Until recently, I lived by the rule that if I bought an expensive dress, I had to think of at least three occasions for wearing it. Practical, but so boring. Like a majority of women, my experience with high-end fashion began and ended with a daydream-inducing browse though a fashion magazine or Tumblr blog.
Then came Rent the Runway. Co-founders and Harvard Business grads Jennifer Hyman and Jennifer Fleiss shifted the rules of luxury fashion from ownership to membership, instantly changing the definition of attainability, along with our expectations of online retail.
What goes on behind the scenes to create this game-changing experience? I chatted with Rent the Runway’s Creative Director, Ashley Seidman, to find out.
The idea of membership over ownership is one of the biggest trends we’re seeing in commerce, and Rent the Runway has helped set it in motion by making the typically inaccessible world of high fashion accessible to all. Has this goal affected your decision-making when it comes to the design of the shopping experience?
As a brand, we try to balance the accessibility with aspiration. We’ve designed the shopping experience to be easy and engaging for our user, while still maintaining the aspirational quality of the designer products we carry. If she’s about to put on a Vera Wang gown, the shopping experience should add to that magic.
What goes into creating that magic? Are you a part of the product curation process? Is it a collaboration?
There’s a ton of collaboration at Rent the Runway. Our fashion and analytics teams constantly work together to curate the products we feature by seasonality, trends, and customer engagement to ensure that the shopping experience is relevant. When it comes to larger initiatives like a catalog, our fashion and creative teams join forces. We typically start by reviewing the season’s buy and identifying key trends and styles, at which point I’ll work with our stylists, art directors and copywriters to pull together the stories and placements.
One of our guiding principles at eBay is “Be the customer.” How about Rent the Runway? Have you used the service yourself? Has that informed your decision-making as Creative Director for the brand?
I couldn’t agree more. I’m an avid renter and feel as if using the service myself has influenced many brand decisions, such as making enhancements to the site, packaging and overall brand.

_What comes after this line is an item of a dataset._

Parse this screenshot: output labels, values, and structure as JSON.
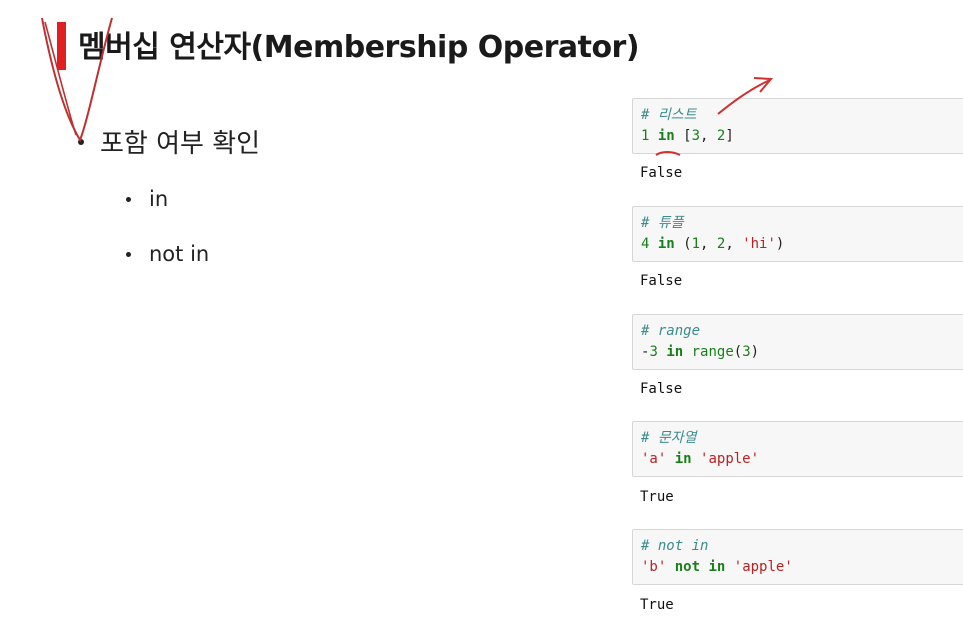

Rent the Runway is now opening brick-and-mortar storefronts and showrooms. This is a unique challenge, considering most companies start offline and then build an online store. How has the online business informed your vision for the offline shopping experience?
Focusing on the online experience the past few years has given us a definite advantage when it comes to brick-and-mortar. We’ve learned so much about our customer – her style, how she likes to shop, and what occasions she is shopping for. We’re able to take the best parts of our online experience and bring them to life in our stores. Giving her the ability to try on dresses, feel the quality of the garments, and get to know our brand in a physical sense is paramount.
Quite a few designers have created capsule collections for Rent the Runway. How do you partner with them to bring their vision of the collection to life on the site?
I love the opportunity to work with our designers to bring their vision to life on Rent the Runway. It’s often a very cool experience because our fashion team works directly with the designer to create the collection, leveraging their knowledge of our customers and what they are looking for. We shot 2 beautiful capsule collections last year for Bibhu Mohapatra and Moschino, and we supported both launches with digital lookbooks.
Your deep understanding of the customer and her needs really seems to be inspiring not only relevant, but innovative experiences. How else do your customers help shape your decisions for the brand?
Two years ago, we launched Our Runway, a unique social shopping platform that was largely inspired by our customers, allowing them to shop by photos of real women in dresses available for rent. We weren’t sure how much information women would be willing to share about their body types or how a specific dress fit on our site, but we saw a lot of that conversation happening organically offline and on our social channels, so we knew there was a need for it. User-generated content has exploded in the e-commerce world, and now photo reviews are definitely one the most popular features on our site. Our Runway is an opportunity for women to celebrate their experiences and pay it forward.
What advice would you give to designers who aspire to leadership roles such as yours?
Look for opportunities that intrigue you, be honest with yourself and go for it. I spent a wonderful 4 years at Ralph Lauren prior to Rent the Runway and found that I was ready for a new challenge. Rent the Runway seemed like a gamble at the time, being a small, recently launched startup, but experiencing the evolution of the business has been invaluable. This role has challenged me and helped me grow in so many ways. I have had the pleasure of building out a creative team, directing shoots with the most incredible talent, shaping an entire brand, and of course learning from my mistakes. I’m proud to be part of a company that’s on a totally innovative path, and four and a half years later I still get excited when people ask me where I work. That excitement and passion will carry into your work, and as a creative, there’s nothing better!